Prima ancora di iniziare questa avventura ‘dignitosa’ – nata sedici anni fa – io portavo in giro, in spazi alternativi, piccole performance teatrali in piccole stanze che chi veniva per altri eventi scopriva per caso.

Dentro, alcune attrici raccontavano la storia di Nella, una nonna meravigliosa che, alla sua morte, lascia un’eredità inaspettata ai nipoti: la scoperta del suo mestiere di prostituta in gioventù. Il percorso della giovane parente che decide di fare i conti con quella verità così spiazzante, paralizzata inizialmente da mille pregiudizi, porterà alla consapevolezza della libertà di scelta, fondata sull’onestà e sui valori più alti che sono quelli che ha insegnato la nonna alla nipote e che faranno della giovane una donna indipendente, fiera e libera di essere e vivere come vuole, senza per questo ferire o limitare nessuno, anzi, prendendosi cura dell’umanità così come ha imparato dall’anziana parente che l’ha cresciuta.

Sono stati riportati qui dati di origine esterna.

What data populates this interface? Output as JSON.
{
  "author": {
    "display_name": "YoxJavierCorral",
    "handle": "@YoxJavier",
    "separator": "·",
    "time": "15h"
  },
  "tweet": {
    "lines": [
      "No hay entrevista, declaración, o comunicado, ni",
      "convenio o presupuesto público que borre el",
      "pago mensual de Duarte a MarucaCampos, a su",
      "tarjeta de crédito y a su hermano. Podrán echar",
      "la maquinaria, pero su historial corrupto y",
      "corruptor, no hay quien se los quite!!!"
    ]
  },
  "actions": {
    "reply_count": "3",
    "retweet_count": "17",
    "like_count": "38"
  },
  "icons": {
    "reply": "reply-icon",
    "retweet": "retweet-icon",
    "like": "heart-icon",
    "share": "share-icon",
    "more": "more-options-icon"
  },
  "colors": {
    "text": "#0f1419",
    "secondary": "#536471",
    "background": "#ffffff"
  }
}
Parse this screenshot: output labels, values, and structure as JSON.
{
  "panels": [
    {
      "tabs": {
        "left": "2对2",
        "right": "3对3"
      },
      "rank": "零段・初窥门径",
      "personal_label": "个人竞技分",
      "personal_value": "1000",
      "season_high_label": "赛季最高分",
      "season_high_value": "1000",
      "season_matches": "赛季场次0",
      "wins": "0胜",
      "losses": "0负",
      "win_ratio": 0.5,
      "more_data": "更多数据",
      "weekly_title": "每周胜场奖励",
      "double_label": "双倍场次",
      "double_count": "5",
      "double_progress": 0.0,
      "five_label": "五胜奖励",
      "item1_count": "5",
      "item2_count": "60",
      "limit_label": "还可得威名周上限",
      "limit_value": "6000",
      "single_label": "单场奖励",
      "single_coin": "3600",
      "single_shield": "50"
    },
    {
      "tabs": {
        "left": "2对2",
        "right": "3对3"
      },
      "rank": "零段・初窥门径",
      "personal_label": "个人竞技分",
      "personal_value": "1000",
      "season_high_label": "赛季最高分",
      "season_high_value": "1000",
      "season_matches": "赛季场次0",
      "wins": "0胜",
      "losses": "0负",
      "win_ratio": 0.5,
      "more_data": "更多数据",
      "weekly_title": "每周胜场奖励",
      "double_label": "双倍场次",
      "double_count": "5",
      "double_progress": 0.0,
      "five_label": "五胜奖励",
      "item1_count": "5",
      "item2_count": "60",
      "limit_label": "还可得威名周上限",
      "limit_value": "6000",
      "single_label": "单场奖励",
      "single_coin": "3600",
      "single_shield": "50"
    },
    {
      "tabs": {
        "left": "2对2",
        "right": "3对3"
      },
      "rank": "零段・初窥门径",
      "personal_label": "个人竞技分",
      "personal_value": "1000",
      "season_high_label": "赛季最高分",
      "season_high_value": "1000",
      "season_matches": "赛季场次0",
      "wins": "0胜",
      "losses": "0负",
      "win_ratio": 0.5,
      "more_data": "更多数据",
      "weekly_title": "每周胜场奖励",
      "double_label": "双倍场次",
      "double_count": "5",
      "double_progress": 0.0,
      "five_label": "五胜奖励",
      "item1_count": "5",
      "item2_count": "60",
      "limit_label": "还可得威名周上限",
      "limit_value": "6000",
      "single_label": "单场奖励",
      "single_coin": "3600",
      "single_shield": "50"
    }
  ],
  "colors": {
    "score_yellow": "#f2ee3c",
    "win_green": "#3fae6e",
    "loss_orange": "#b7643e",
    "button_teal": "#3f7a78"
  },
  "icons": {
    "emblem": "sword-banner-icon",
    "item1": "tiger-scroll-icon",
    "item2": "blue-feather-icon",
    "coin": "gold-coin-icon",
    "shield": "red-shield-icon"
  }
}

In “Gas” ritroviamo la vita di quattro ragazzi di provincia che attraverso la violenza liberano tutta la tensione dovuta al quotidiano impatto con la società. Una storia che, diciott’anni dopo, sembra ancora straordinariamente attuale. Quali sono le sue riflessioni attuali riguardo il tema centrale di “Gas”?

Purtroppo è davvero ancora di grande attualità questa tematica e lo trovo davvero assurdo, visto che, nel 2005 quando uscì il mio film, la critica più diffusa fu che le problematiche di cui parlavo erano ormai superate: facile liquidare così il problema, no? È proprio vero che, per alcuni di noi, è sempre più facile seppellire sotto la cenere i tizzoni roventi di quella realtà che ci mette davanti allo specchio e ci costringe a fare i conti con la nostra vita.

Per quanto si parli sempre di più di questo argomento, più che mai oggi c’è ancora troppa dis-umanità a tal riguardo e lo svuotamento culturale dei canali di informazione non aiuta la gente ad aprire la mente e a non aver paura di essere messa in discussione nelle sue piccole, arbitrarie, certezze di comodo.

La cultura è l’unica arma e noi artisti nel nostro piccolo dobbiamo fare tutto il possibile per riattivare quello strumento meraviglioso che può salvare il mondo: l’empatia, la chiave di volta dell’Amore, appunto. Al sacrificio, irrazionale, eclatante e distruttivo, del protagonista di Gas, si contrappone un piccolo gesto, semplice e immenso, ovvero la corsa al mare di un’anziana donna – ‘diversa’ per questo mondo, non per lui – che torna a respirare, a prendere in mano la sua vita: il suo nome è Speranza.

A Luciano Melchionna va un sentito ringraziamento.